I'm really unclear on exactly how it is that "regular mowing along Memorial Parkway" makes Huntsville more "green". Are we talking about neatness, or environmental responsibility? The latest newspaper reporting seems to confuse the two (or maybe it's the self-congratulatory civic leaders they're interviewing).
Now, planting trees, land preservation, picking up litter, preserves/parks, and curbside recycling are all reasonable indicia of green-ness. The work of Forever Wild, the Nature Conservancy and the Huntsville Land Trust is truly laudable. And we shouldn't forget the city's trail/greenway efforts.
But someone needs to tell the mayor that mowing has a big carbon-and-air-quality footprint. Moreover, many would dispute the assertion that we have "good public transportation". There's no bus or train feeders from rapidly-growing suburbia. The core shuttle-bus service is underused and under-promoted. No HOV lanes. Bad traffic snarl on almost every in-and-out-bound route during peak times (so lots of idling). No significant promotion of car pooling that I can see.

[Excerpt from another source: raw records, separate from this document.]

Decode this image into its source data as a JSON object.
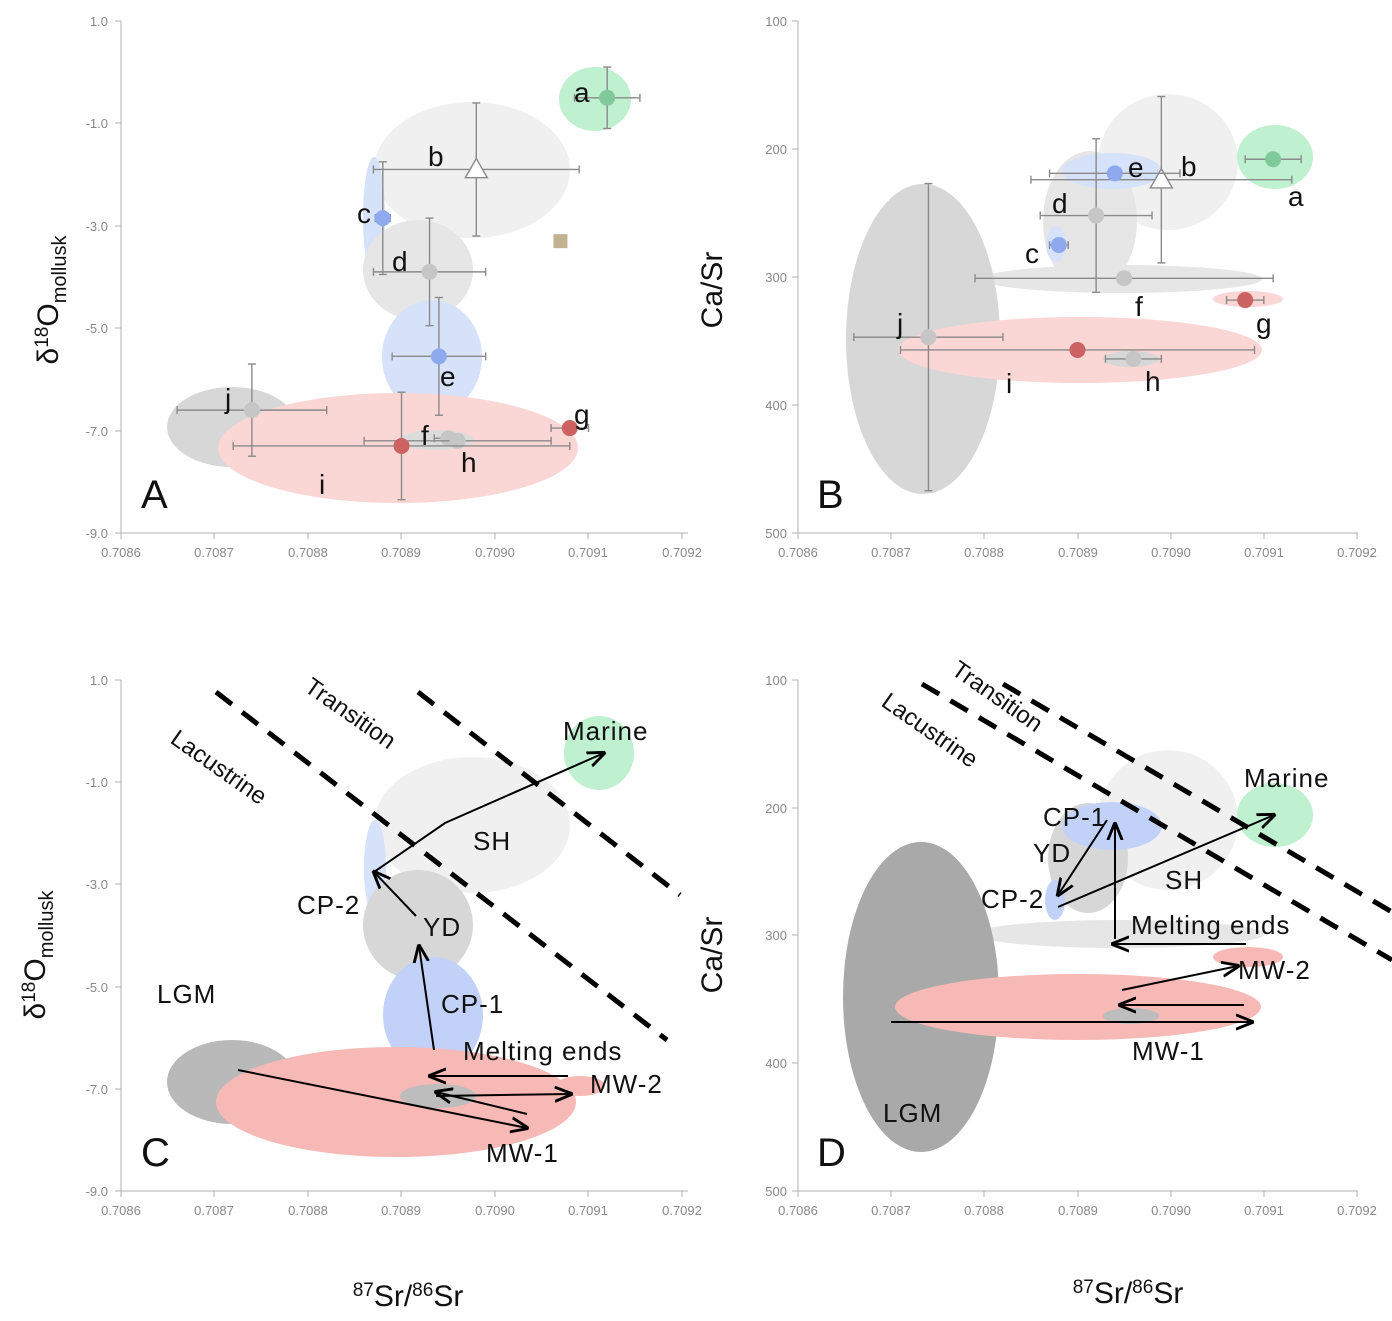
{
  "colors": {
    "green": "#8fe0a8",
    "blue": "#9ab4f0",
    "pink": "#f7a6a3",
    "grey": "#bdbdbd",
    "darkgrey": "#a9a9a9",
    "lightgrey": "#eeeeee",
    "pt_green": "#7fc99a",
    "pt_blue": "#8fa9ef",
    "pt_grey": "#c6c6c6",
    "pt_red": "#cc6262",
    "pt_tan": "#c2b292"
  },
  "axes": {
    "ylabel_left_main": "δ",
    "ylabel_left_sup": "18",
    "ylabel_left_rest": "O",
    "ylabel_left_sub": "mollusk",
    "ylabel_right": "Ca/Sr",
    "xlabel_sup1": "87",
    "xlabel_main1": "Sr/",
    "xlabel_sup2": "86",
    "xlabel_main2": "Sr",
    "x_ticks": [
      "0.7086",
      "0.7087",
      "0.7088",
      "0.7089",
      "0.7090",
      "0.7091",
      "0.7092"
    ],
    "d18o_ticks": [
      "1.0",
      "-1.0",
      "-3.0",
      "-5.0",
      "-7.0",
      "-9.0"
    ],
    "casr_ticks": [
      "100",
      "200",
      "300",
      "400",
      "500"
    ]
  },
  "chart_data": [
    {
      "panel": "A",
      "type": "scatter",
      "xlim": [
        0.7086,
        0.7092
      ],
      "ylim": [
        -9,
        1
      ],
      "points": [
        {
          "label": "a",
          "x": 0.70912,
          "y": -0.5,
          "xerr": 3.5e-05,
          "yerr": 0.6,
          "color": "green"
        },
        {
          "label": "b",
          "x": 0.70898,
          "y": -1.9,
          "xerr": 0.00011,
          "yerr": 1.3,
          "color": "white",
          "marker": "triangle"
        },
        {
          "label": "c",
          "x": 0.70888,
          "y": -2.85,
          "xerr": 8e-06,
          "yerr": 1.1,
          "color": "blue"
        },
        {
          "label": "d",
          "x": 0.70893,
          "y": -3.9,
          "xerr": 6e-05,
          "yerr": 1.05,
          "color": "grey"
        },
        {
          "label": "e",
          "x": 0.70894,
          "y": -5.55,
          "xerr": 5e-05,
          "yerr": 1.15,
          "color": "blue"
        },
        {
          "label": "f",
          "x": 0.70895,
          "y": -7.15,
          "xerr": 1.5e-05,
          "yerr": 0.05,
          "color": "grey"
        },
        {
          "label": "g",
          "x": 0.70908,
          "y": -6.95,
          "xerr": 2e-05,
          "yerr": 0.1,
          "color": "red"
        },
        {
          "label": "h",
          "x": 0.70896,
          "y": -7.2,
          "xerr": 0.0001,
          "yerr": 0.1,
          "color": "grey"
        },
        {
          "label": "i",
          "x": 0.7089,
          "y": -7.3,
          "xerr": 0.00018,
          "yerr": 1.05,
          "color": "red"
        },
        {
          "label": "j",
          "x": 0.70874,
          "y": -6.6,
          "xerr": 8e-05,
          "yerr": 0.9,
          "color": "grey"
        },
        {
          "label": "",
          "x": 0.70907,
          "y": -3.3,
          "color": "tan",
          "marker": "square"
        }
      ]
    },
    {
      "panel": "B",
      "type": "scatter",
      "xlim": [
        0.7086,
        0.7092
      ],
      "ylim": [
        500,
        100
      ],
      "points": [
        {
          "label": "a",
          "x": 0.70911,
          "y": 208,
          "xerr": 3e-05,
          "yerr": 0,
          "color": "green"
        },
        {
          "label": "b",
          "x": 0.70899,
          "y": 224,
          "xerr": 0.00014,
          "yerr": 65,
          "color": "white",
          "marker": "triangle"
        },
        {
          "label": "c",
          "x": 0.70888,
          "y": 275,
          "xerr": 1e-05,
          "yerr": 3,
          "color": "blue"
        },
        {
          "label": "d",
          "x": 0.70892,
          "y": 252,
          "xerr": 6e-05,
          "yerr": 60,
          "color": "grey"
        },
        {
          "label": "e",
          "x": 0.70894,
          "y": 219,
          "xerr": 7e-05,
          "yerr": 2,
          "color": "blue"
        },
        {
          "label": "f",
          "x": 0.70895,
          "y": 301,
          "xerr": 0.00016,
          "yerr": 0,
          "color": "grey"
        },
        {
          "label": "g",
          "x": 0.70908,
          "y": 318,
          "xerr": 2e-05,
          "yerr": 0,
          "color": "red"
        },
        {
          "label": "h",
          "x": 0.70896,
          "y": 364,
          "xerr": 3e-05,
          "yerr": 0,
          "color": "grey"
        },
        {
          "label": "i",
          "x": 0.7089,
          "y": 357,
          "xerr": 0.00019,
          "yerr": 0,
          "color": "red"
        },
        {
          "label": "j",
          "x": 0.70874,
          "y": 347,
          "xerr": 8e-05,
          "yerr": 120,
          "color": "grey"
        }
      ]
    },
    {
      "panel": "C",
      "type": "scatter",
      "xlim": [
        0.7086,
        0.7092
      ],
      "ylim": [
        -9,
        1
      ],
      "zones": [
        "Lacustrine",
        "Transition"
      ],
      "regions": [
        "Marine",
        "SH",
        "CP-2",
        "YD",
        "LGM",
        "CP-1",
        "Melting ends",
        "MW-2",
        "MW-1"
      ]
    },
    {
      "panel": "D",
      "type": "scatter",
      "xlim": [
        0.7086,
        0.7092
      ],
      "ylim": [
        500,
        100
      ],
      "zones": [
        "Lacustrine",
        "Transition"
      ],
      "regions": [
        "Marine",
        "CP-1",
        "YD",
        "SH",
        "CP-2",
        "Melting ends",
        "MW-2",
        "MW-1",
        "LGM"
      ]
    }
  ]
}
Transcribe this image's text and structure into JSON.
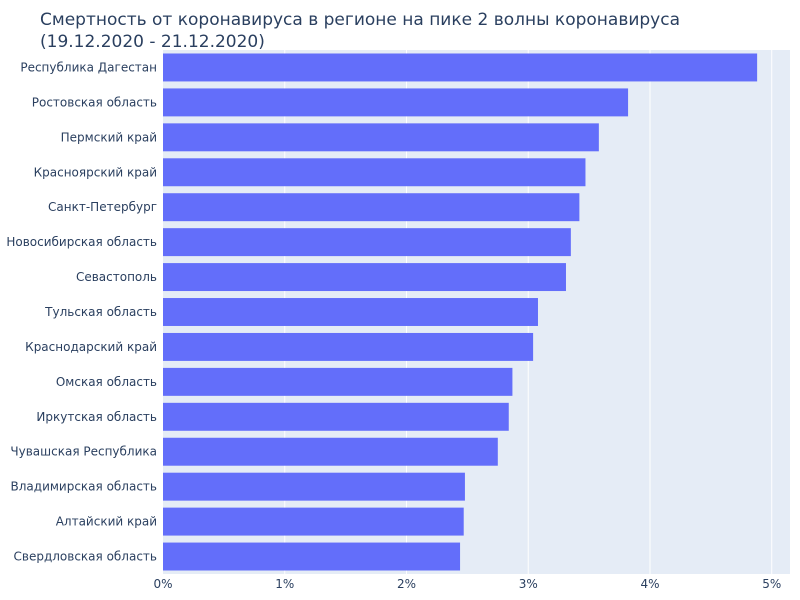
{
  "chart_data": {
    "type": "bar",
    "orientation": "horizontal",
    "title_line1": "Смертность от коронавируса в регионе на пике 2 волны коронавируса",
    "title_line2": "(19.12.2020 - 21.12.2020)",
    "xlabel": "",
    "ylabel": "",
    "xlim": [
      0,
      5.15
    ],
    "x_ticks": [
      "0%",
      "1%",
      "2%",
      "3%",
      "4%",
      "5%"
    ],
    "x_tick_values": [
      0,
      1,
      2,
      3,
      4,
      5
    ],
    "grid": true,
    "bar_color": "#636efa",
    "plot_background": "#e5ecf6",
    "categories": [
      "Республика Дагестан",
      "Ростовская область",
      "Пермский край",
      "Красноярский край",
      "Санкт-Петербург",
      "Новосибирская область",
      "Севастополь",
      "Тульская область",
      "Краснодарский край",
      "Омская область",
      "Иркутская область",
      "Чувашская Республика",
      "Владимирская область",
      "Алтайский край",
      "Свердловская область"
    ],
    "values": [
      4.88,
      3.82,
      3.58,
      3.47,
      3.42,
      3.35,
      3.31,
      3.08,
      3.04,
      2.87,
      2.84,
      2.75,
      2.48,
      2.47,
      2.44
    ]
  }
}
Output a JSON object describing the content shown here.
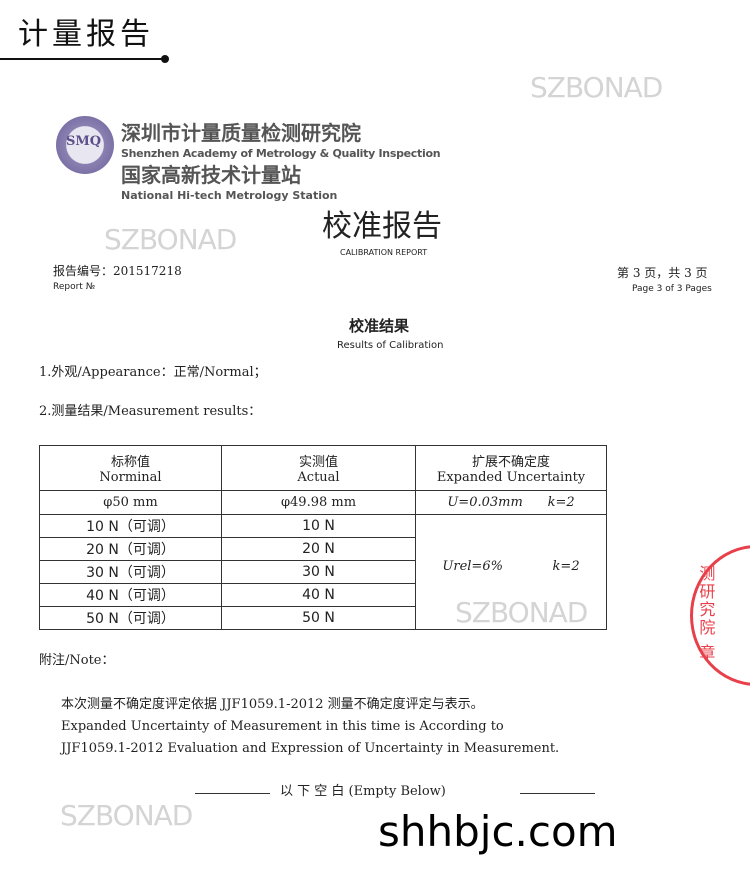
{
  "banner": {
    "title": "计量报告"
  },
  "watermark": "SZBONAD",
  "org": {
    "logo": "SMQ",
    "name_cn": "深圳市计量质量检测研究院",
    "name_en": "Shenzhen Academy of Metrology & Quality Inspection",
    "station_cn": "国家高新技术计量站",
    "station_en": "National Hi-tech Metrology Station"
  },
  "report": {
    "title_cn": "校准报告",
    "title_en": "CALIBRATION REPORT",
    "no_label_cn": "报告编号：201517218",
    "no_label_en": "Report №",
    "page_cn": "第 3 页，共 3 页",
    "page_en": "Page 3 of 3 Pages"
  },
  "section": {
    "title_cn": "校准结果",
    "title_en": "Results of Calibration"
  },
  "items": {
    "appearance": "1.外观/Appearance：正常/Normal；",
    "measurement": "2.测量结果/Measurement results："
  },
  "table": {
    "headers": [
      {
        "cn": "标称值",
        "en": "Norminal"
      },
      {
        "cn": "实测值",
        "en": "Actual"
      },
      {
        "cn": "扩展不确定度",
        "en": "Expanded Uncertainty"
      }
    ],
    "diameter": {
      "nominal": "φ50 mm",
      "actual": "φ49.98 mm",
      "u": "U=0.03mm",
      "k": "k=2"
    },
    "rows": [
      {
        "nominal": "10 N（可调）",
        "actual": "10 N"
      },
      {
        "nominal": "20 N（可调）",
        "actual": "20 N"
      },
      {
        "nominal": "30 N（可调）",
        "actual": "30 N"
      },
      {
        "nominal": "40 N（可调）",
        "actual": "40 N"
      },
      {
        "nominal": "50 N（可调）",
        "actual": "50 N"
      }
    ],
    "force_u": "Urel=6%",
    "force_k": "k=2"
  },
  "note": {
    "label": "附注/Note：",
    "line1": "本次测量不确定度评定依据 JJF1059.1-2012 测量不确定度评定与表示。",
    "line2": "Expanded Uncertainty of Measurement in this time is  According to",
    "line3": "JJF1059.1-2012 Evaluation and Expression of Uncertainty in Measurement."
  },
  "empty_below": "以  下  空  白 (Empty Below)",
  "stamp": "测研究院 章",
  "site": "shhbjc.com",
  "colors": {
    "stamp": "#e8404a",
    "logo": "#6a5f9a"
  }
}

And let's not even talk about the monster sprawl out in the county (e.g., drive Maysville Road between Maysville and Buckhorn sometime and tell me where those cotton fields and pastures are going, and where the inhabitants of those new houses are going to have to drive their SUVs in order to work, to eat, to shop). We can't call Huntsville "green" and ignore the massive changes going on in the hinterland just because it's a different jurisdiction -- it's all one big environmental system.
And there still has been no responsible grappling with water issues, despite the drought and good reporting in the Huntsville Times and on Alabama Public Television, as well as Lee Roop's wakeup calls ... not to mention the widely publicized specter of electrical shortfalls this summer if the TVA can't cool all its reactors.